Could this be an issue with how I generated the counts (metagenotype) column? I am using ratios and rounding them to 10 like the example from simulation. I appreciate your help and guidance.

bsmith89 commented 1 year ago

Yep. It is just one sample. This is also the same thing I was doing with my own data.

I believe your original error (ValueError: different number of dimensions on data and dims: 1 vs 2) was because you only included one sample in your data. However, I will know better if you can send me the data file or at least the output of sfacts data_info firstSample.$species.filt.ss-0.mgen.nc.

StrainFacts requires data from multiple samples to operate, not just one. Apologies for the cryptic error message. I'll add a check for data dimensionality before filtering. #8

So now I am back to using my own data. When I load each sample separately (using the straightforward metagenotype 4-column format), it works fine. I merged 2 samples, keeping just one header. When I load the merged file I now get the following error

This is a different issue from before, and the error sfacts.data.DataConstraintError: Failed constraint: positive_counts suggests that it's a problem with the values you're using. The model is intended to fit "raw" metagenotypes, so not ratios but the counts of reads where each SNV is observed. If your data file includes negative values, missing values, NaNs, or infs, that would explain the error you're getting.
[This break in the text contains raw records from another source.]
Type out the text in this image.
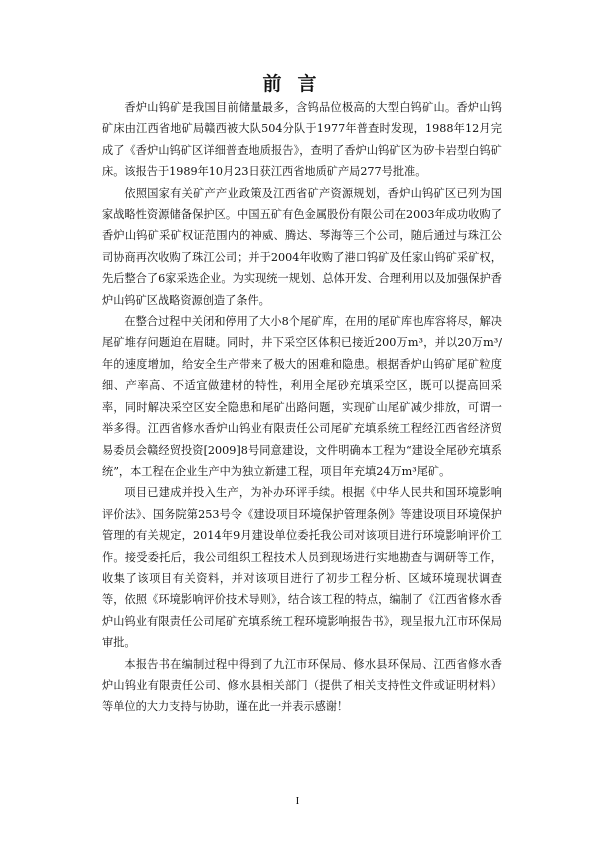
前言

香炉山钨矿是我国目前储量最多，含钨品位极高的大型白钨矿山。香炉山钨矿床由江西省地矿局赣西被大队504分队于1977年普查时发现，1988年12月完成了《香炉山钨矿区详细普查地质报告》，查明了香炉山钨矿区为矽卡岩型白钨矿床。该报告于1989年10月23日获江西省地质矿产局277号批准。

依照国家有关矿产产业政策及江西省矿产资源规划，香炉山钨矿区已列为国家战略性资源储备保护区。中国五矿有色金属股份有限公司在2003年成功收购了香炉山钨矿采矿权证范围内的神威、腾达、琴海等三个公司，随后通过与珠江公司协商再次收购了珠江公司；并于2004年收购了港口钨矿及任家山钨矿采矿权，先后整合了6家采选企业。为实现统一规划、总体开发、合理利用以及加强保护香炉山钨矿区战略资源创造了条件。

在整合过程中关闭和停用了大小8个尾矿库，在用的尾矿库也库容将尽，解决尾矿堆存问题迫在眉睫。同时，井下采空区体积已接近200万m³，并以20万m³/年的速度增加，给安全生产带来了极大的困难和隐患。根据香炉山钨矿尾矿粒度细、产率高、不适宜做建材的特性，利用全尾砂充填采空区，既可以提高回采率，同时解决采空区安全隐患和尾矿出路问题，实现矿山尾矿减少排放，可谓一举多得。江西省修水香炉山钨业有限责任公司尾矿充填系统工程经江西省经济贸易委员会赣经贸投资[2009]8号同意建设，文件明确本工程为“建设全尾砂充填系统”，本工程在企业生产中为独立新建工程，项目年充填24万m³尾矿。

项目已建成并投入生产，为补办环评手续。根据《中华人民共和国环境影响评价法》、国务院第253号令《建设项目环境保护管理条例》等建设项目环境保护管理的有关规定，2014年9月建设单位委托我公司对该项目进行环境影响评价工作。接受委托后，我公司组织工程技术人员到现场进行实地勘查与调研等工作，收集了该项目有关资料，并对该项目进行了初步工程分析、区域环境现状调查等，依照《环境影响评价技术导则》，结合该工程的特点，编制了《江西省修水香炉山钨业有限责任公司尾矿充填系统工程环境影响报告书》，现呈报九江市环保局审批。

本报告书在编制过程中得到了九江市环保局、修水县环保局、江西省修水香炉山钨业有限责任公司、修水县相关部门（提供了相关支持性文件或证明材料）等单位的大力支持与协助，谨在此一并表示感谢！

I
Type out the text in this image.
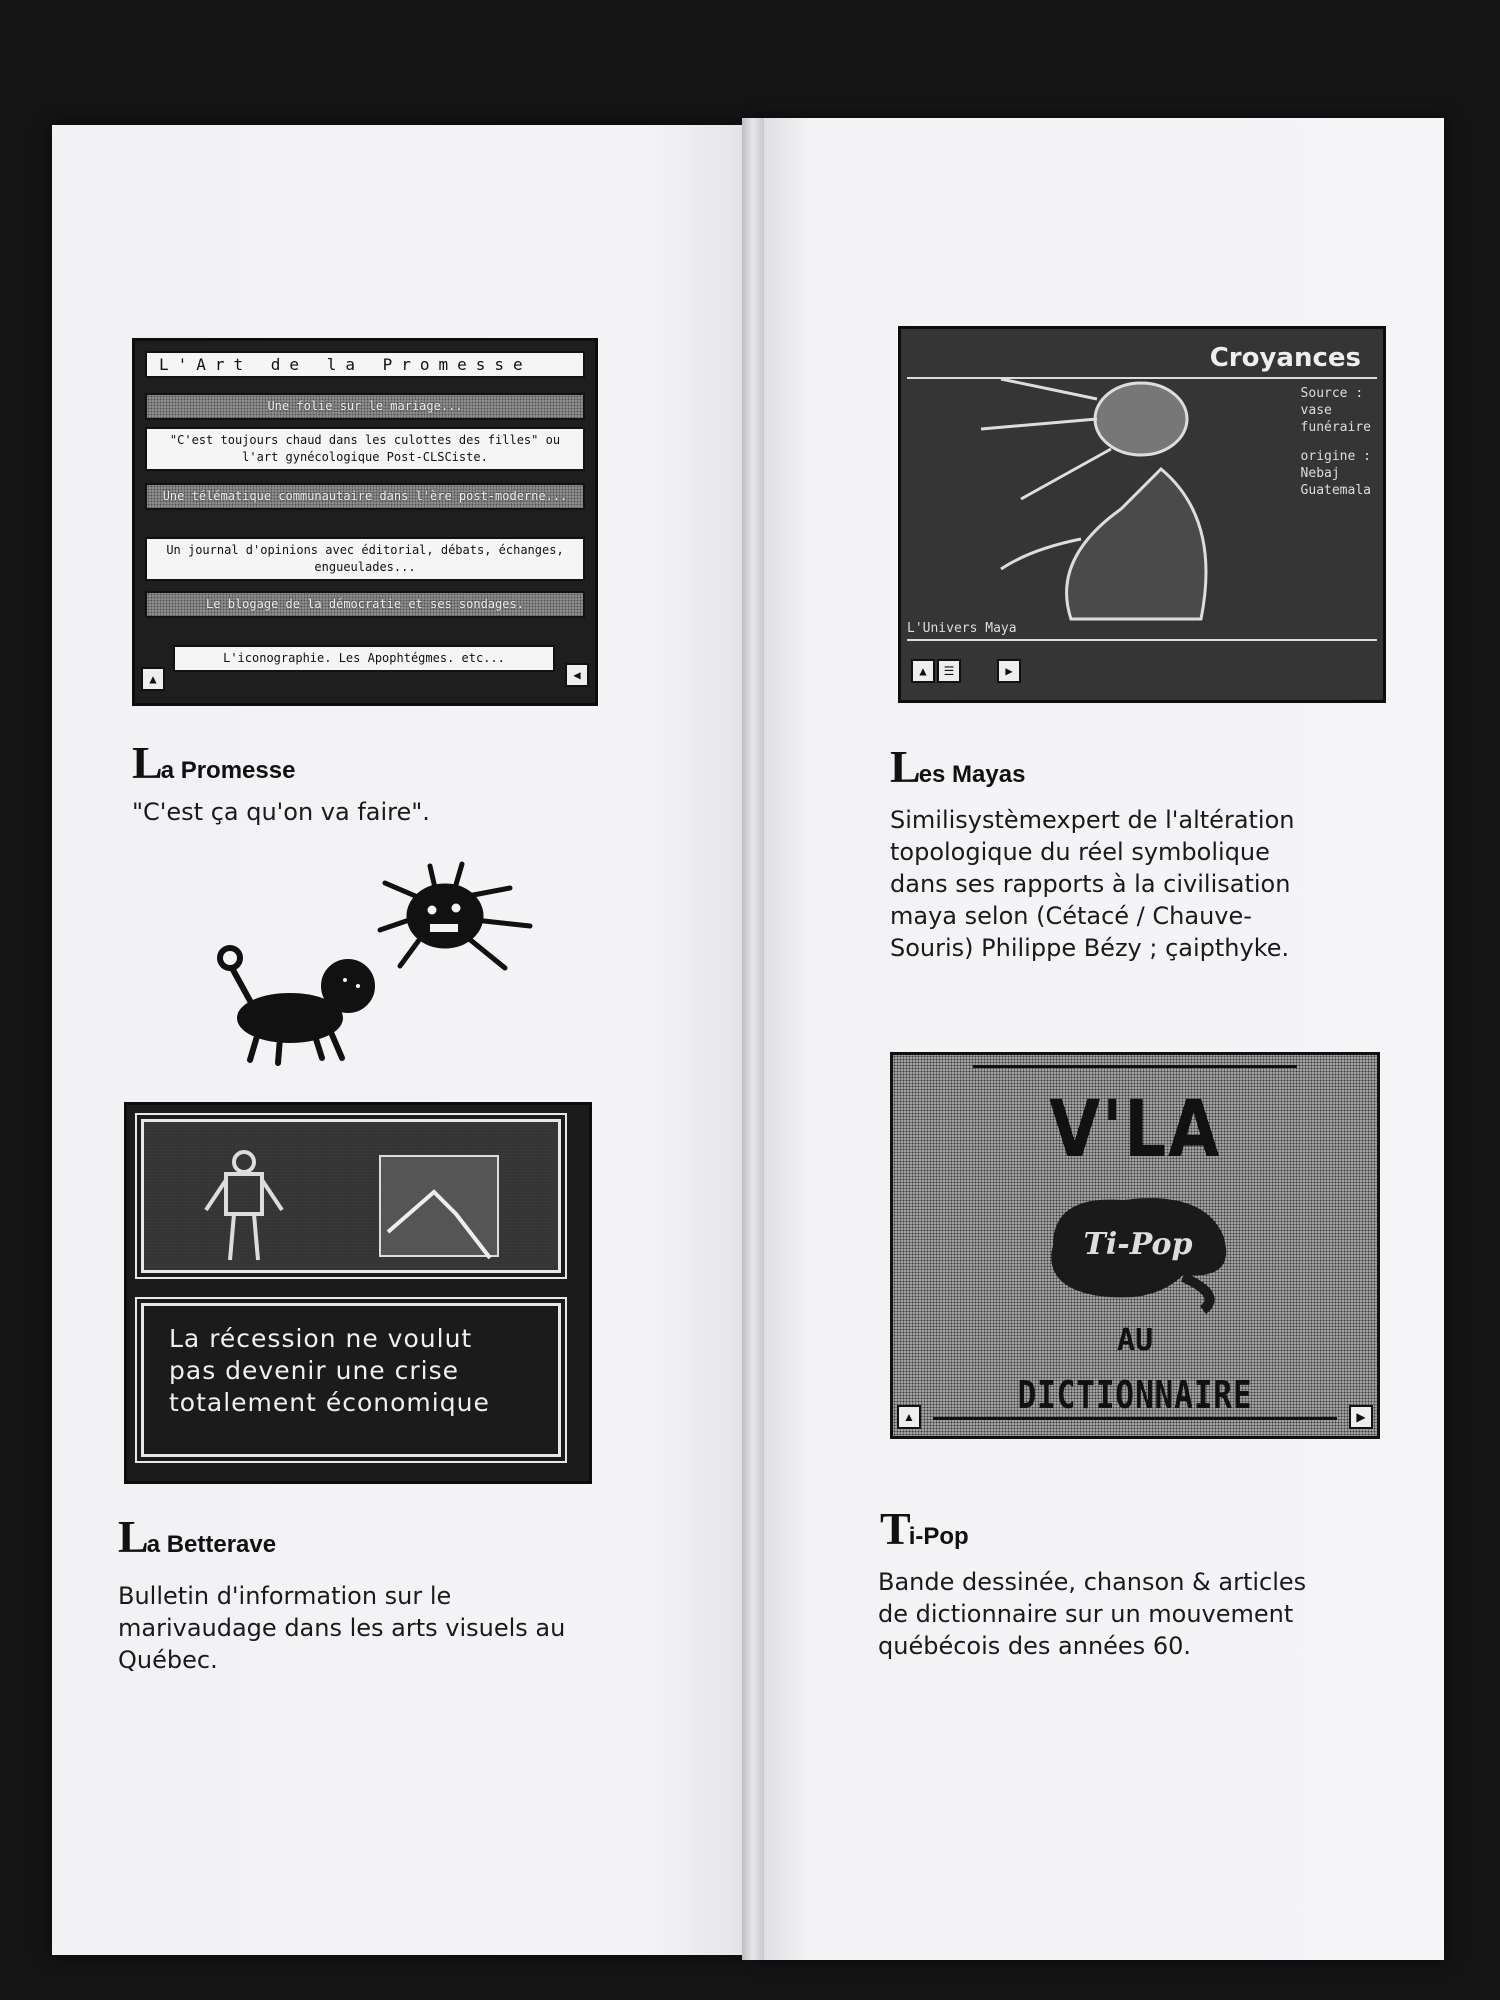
L'Art de la Promesse
Une folie sur le mariage...
"C'est toujours chaud dans les culottes des filles" ou l'art gynécologique Post-CLSCiste.
Une télématique communautaire dans l'ère post-moderne...
Un journal d'opinions avec éditorial, débats, échanges, engueulades...
Le blogage de la démocratie et ses sondages.
L'iconographie. Les Apophtégmes. etc...
▲	◀
La Promesse
"C'est ça qu'on va faire".
La récession ne voulut
pas devenir une crise
totalement économique
La Betterave
Bulletin d'information sur le
marivaudage dans les arts visuels au
Québec.
Croyances
Source :
vase
funéraire
origine :
Nebaj
Guatemala
L'Univers Maya
▲	☰	▶
Les Mayas
Similisystèmexpert de l'altération
topologique du réel symbolique
dans ses rapports à la civilisation
maya selon (Cétacé / Chauve-
Souris) Philippe Bézy ; çaipthyke.
V'LA
Ti-Pop
AU
DICTIONNAIRE
▲	▶
Ti-Pop
Bande dessinée, chanson & articles
de dictionnaire sur un mouvement
québécois des années 60.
I will be able to diagnose both of these issues more confidently if you can send me your example files.

elximo commented 1 year ago

I believe your original error (ValueError: different number of dimensions on data and dims: 1 vs 2) was because you only included one sample in your data. However, I will know better if you can send me the data file or at least the output of sfacts data_info firstSample.$species.filt.ss-0.mgen.nc.

The output is firstSample.100196.filt.ss-0.mgen.nc 1 11972 2

I will be able to diagnose both of these issues more confidently if you can send me your example files.

Here I merged the two samples together. I also fixed the metagenotype to use allele read count. But I still get the same positive_counts error while trying to load.

SampleMerge_core_150bp-DP10_strainFacts.txt.gz

bsmith89 commented 1 year ago

Okay, found your problem. There are positions in the metagenotype for sample3 that aren't in sample4 and vice-versa. As a result, when the data gets loaded these missing values are NaNs, which don't pass the positive_counts check on the data.

I believe the correct/intuitive behavior would have been to fill those NaNs with 0s on loading. I'll push a patch fixing this bug momentarily.